Canavalia hawaiiensis
- Conservation status: Vulnerable (IUCN 3.1)

Scientific classification
- Kingdom: Plantae
- Clade: Tracheophytes
- Clade: Angiosperms
- Clade: Eudicots
- Clade: Rosids
- Order: Fabales
- Family: Fabaceae
- Subfamily: Faboideae
- Genus: Canavalia
- Species: C. hawaiiensis
- Binomial name: Canavalia hawaiiensis O.Deg., I.Deg. & J.D.Sauer
- Synonyms: List Canavalia galeata var. hawaiiensis (O.Deg., I.Deg. & J.D.Sauer) Fosberg ; Canavalia iaoensis H.St.John ; Canavalia kauensis H.St.John ; Canavalia rockii H.St.John ; Canavalia sanguinea H.St.John ; ;

= Canavalia hawaiiensis =

- Genus: Canavalia
- Species: hawaiiensis
- Authority: O.Deg., I.Deg. & J.D.Sauer
- Conservation status: VU
- Synonyms: Collapsible list |

Plant species in the pea family

Canavalia hawaiiensis commonly known as 'āwikiwiki or Hawaiian jackbean, is a low growing vine of the pea family (Fabaceae) and endemic to Hawaiʻi.

==Description==
Canavalia hawaiiensis it a perennial vine that climbs by wrapping around objects. It has compound leaves that are attached alternately to its stems. The leaflets making up the leaves are ovate to elliptic in shape and may be quite wide relative to their length. They measure 5-13 cm long and 3-10 cm across. The top of the leaves are moderately to densely covered in fine hairs that lay down against the surface of the leaflets. The undersides are also hairy, usually more densely than the upper sides. The hairs are long and tan in color. Older leaves lose hairs becoming nearly hairless.

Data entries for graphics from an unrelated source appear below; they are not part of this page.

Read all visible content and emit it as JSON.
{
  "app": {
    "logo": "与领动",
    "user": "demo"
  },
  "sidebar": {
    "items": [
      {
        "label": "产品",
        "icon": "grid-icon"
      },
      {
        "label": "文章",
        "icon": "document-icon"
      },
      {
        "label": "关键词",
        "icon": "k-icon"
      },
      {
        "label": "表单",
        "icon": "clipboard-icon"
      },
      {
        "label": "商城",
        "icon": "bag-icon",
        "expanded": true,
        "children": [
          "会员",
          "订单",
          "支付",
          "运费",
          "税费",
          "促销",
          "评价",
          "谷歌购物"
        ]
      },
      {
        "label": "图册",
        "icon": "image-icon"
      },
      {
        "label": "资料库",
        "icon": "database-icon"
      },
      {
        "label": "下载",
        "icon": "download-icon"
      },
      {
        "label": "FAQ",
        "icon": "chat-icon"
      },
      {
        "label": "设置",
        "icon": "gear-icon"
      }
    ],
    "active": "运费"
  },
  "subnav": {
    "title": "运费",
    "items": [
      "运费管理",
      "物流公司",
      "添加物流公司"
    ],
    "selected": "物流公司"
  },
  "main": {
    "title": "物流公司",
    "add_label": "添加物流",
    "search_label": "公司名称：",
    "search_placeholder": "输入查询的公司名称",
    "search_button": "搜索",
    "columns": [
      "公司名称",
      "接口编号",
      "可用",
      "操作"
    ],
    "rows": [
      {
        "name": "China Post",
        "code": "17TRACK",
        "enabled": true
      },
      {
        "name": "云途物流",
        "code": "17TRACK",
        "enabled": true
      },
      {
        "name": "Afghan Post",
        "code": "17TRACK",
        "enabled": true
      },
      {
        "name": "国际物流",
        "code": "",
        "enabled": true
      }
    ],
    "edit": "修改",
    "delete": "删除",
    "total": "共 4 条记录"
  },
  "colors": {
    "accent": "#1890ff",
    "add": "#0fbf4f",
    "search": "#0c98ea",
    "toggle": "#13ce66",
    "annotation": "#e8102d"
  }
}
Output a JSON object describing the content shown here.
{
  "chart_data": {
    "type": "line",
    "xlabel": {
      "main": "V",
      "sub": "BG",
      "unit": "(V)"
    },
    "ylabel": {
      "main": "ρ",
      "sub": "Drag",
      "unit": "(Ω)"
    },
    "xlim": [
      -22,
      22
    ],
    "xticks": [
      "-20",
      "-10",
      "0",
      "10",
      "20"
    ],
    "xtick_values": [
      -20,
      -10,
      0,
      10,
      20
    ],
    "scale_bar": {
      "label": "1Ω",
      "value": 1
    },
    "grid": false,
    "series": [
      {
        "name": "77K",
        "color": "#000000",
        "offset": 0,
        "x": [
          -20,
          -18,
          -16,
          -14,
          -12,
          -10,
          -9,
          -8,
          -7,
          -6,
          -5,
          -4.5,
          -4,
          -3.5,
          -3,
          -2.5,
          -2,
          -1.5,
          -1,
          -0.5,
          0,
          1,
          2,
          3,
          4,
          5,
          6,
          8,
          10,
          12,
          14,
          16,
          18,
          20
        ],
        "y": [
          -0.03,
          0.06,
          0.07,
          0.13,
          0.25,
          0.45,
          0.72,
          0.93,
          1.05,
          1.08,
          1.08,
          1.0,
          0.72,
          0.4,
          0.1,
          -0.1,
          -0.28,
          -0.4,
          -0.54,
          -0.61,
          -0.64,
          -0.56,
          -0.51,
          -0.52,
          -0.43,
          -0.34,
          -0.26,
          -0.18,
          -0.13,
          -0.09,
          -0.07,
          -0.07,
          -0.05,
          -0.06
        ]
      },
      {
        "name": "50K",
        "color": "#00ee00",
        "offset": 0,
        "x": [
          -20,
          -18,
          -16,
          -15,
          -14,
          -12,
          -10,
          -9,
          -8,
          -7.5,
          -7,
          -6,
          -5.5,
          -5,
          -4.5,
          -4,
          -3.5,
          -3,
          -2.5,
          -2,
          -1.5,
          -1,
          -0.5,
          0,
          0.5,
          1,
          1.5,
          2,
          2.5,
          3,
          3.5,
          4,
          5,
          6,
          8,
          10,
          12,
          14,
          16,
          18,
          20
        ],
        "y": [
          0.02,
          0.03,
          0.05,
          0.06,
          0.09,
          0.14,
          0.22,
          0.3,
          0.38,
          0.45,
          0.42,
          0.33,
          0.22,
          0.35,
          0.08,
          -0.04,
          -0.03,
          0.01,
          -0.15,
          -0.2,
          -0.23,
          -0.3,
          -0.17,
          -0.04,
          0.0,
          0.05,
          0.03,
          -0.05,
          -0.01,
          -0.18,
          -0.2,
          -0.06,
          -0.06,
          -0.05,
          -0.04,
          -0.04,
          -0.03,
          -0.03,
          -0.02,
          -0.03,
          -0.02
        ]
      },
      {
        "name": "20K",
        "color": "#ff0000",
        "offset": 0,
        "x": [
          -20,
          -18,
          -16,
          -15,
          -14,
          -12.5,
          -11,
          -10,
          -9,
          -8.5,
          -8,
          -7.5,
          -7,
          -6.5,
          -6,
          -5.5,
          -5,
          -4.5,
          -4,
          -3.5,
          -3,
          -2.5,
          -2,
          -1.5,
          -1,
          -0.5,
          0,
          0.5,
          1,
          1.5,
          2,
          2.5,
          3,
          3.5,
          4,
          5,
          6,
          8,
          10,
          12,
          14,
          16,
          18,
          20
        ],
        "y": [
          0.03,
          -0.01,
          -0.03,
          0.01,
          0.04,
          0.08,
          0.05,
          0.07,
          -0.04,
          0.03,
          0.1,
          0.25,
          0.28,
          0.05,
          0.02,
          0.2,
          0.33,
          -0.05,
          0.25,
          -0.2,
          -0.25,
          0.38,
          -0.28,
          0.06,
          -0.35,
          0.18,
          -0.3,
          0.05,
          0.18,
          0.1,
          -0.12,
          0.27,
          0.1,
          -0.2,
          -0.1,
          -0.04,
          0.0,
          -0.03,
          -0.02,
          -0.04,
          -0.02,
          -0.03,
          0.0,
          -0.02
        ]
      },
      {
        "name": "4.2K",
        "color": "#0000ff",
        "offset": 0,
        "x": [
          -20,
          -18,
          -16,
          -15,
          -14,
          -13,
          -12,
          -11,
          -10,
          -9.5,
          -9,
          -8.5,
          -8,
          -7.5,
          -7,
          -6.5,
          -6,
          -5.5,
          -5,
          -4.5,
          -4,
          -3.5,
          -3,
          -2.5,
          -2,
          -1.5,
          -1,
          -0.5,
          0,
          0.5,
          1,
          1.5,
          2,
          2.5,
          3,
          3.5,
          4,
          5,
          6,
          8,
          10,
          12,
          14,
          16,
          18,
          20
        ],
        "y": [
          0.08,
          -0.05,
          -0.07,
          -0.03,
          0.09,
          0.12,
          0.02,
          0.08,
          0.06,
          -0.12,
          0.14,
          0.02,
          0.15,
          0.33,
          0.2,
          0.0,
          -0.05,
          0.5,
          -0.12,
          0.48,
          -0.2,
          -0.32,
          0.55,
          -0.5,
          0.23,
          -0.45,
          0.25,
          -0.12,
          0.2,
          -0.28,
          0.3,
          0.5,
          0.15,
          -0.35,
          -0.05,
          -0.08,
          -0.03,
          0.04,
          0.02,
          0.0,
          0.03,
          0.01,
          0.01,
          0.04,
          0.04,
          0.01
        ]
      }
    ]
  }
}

The inflorescence is a pseudoraceme, a chain of eight to twenty flowers that measures 4–16 centimeters. The sepals measure 18–25 millimeters and are similarly hairy. The flower petals are purplish-pink with a white spot at the base of the lower one. The standard, the petal towards the top of the flower, is 30–38 millimeters in length. The two wing petals to the sides are 40–41 mm while the two keel petals on the lower side may reach 45 mm. Blooming may be as early as early as June or as late as September.

The fruit is a pod that commonly measures 22 cm by 3.5 cm. The seeds are dark brown with a red tint.

==Taxonomy==
The scientific description and name of Canavalia hawaiiensis was published in 1962 by Otto Degener, Isa Degener, and Jonathan Deininger Sauer. In 1966 Francis Raymond Fosberg published a description of it as a variety of the Hawaiian species Canavalia galeata, but this classification is not generally accepted. In the 1970s Harold St. John described four new species that are now considered to be synonyms of C. hawaiiensis including Canavalia kauaiensis.

===Names===
In English it is known by the common name Hawaiian jackbean. In the Hawaiian language it is known as 'āwikiwiki and puakauhi.

==Range and habitat==
The natural range of Canavalia hawaiiensis is three of the Hawaiian Islands, Lanai, Maui, and the big island of Hawaiʻi. It grows in forests and shrublands at elevations from 120 m to 1220 m. It is a pioneer species that will colonize dry lava flows.

===Conservation===
Canavalia hawaiiensis is listed in the IUCN Red List as vulnerable since its evaluation in 2010. It has a severely fragmented population and its numbers are decreasing. Similarly NatureServe evaluated it in 2003 and also rated it vulnerable (G3).

A population, initially identified as Canavalia kauaiensis, regenerated in Hawaiʻi Volcanoes National Park when an area was fenced off to exclude feral goats. It is believed that the seeds lay dormant for over two hundred years.

==Uses==
Traditionally the flowers and seeds were used to make lei. The vines were used to make fishing nets and scoops.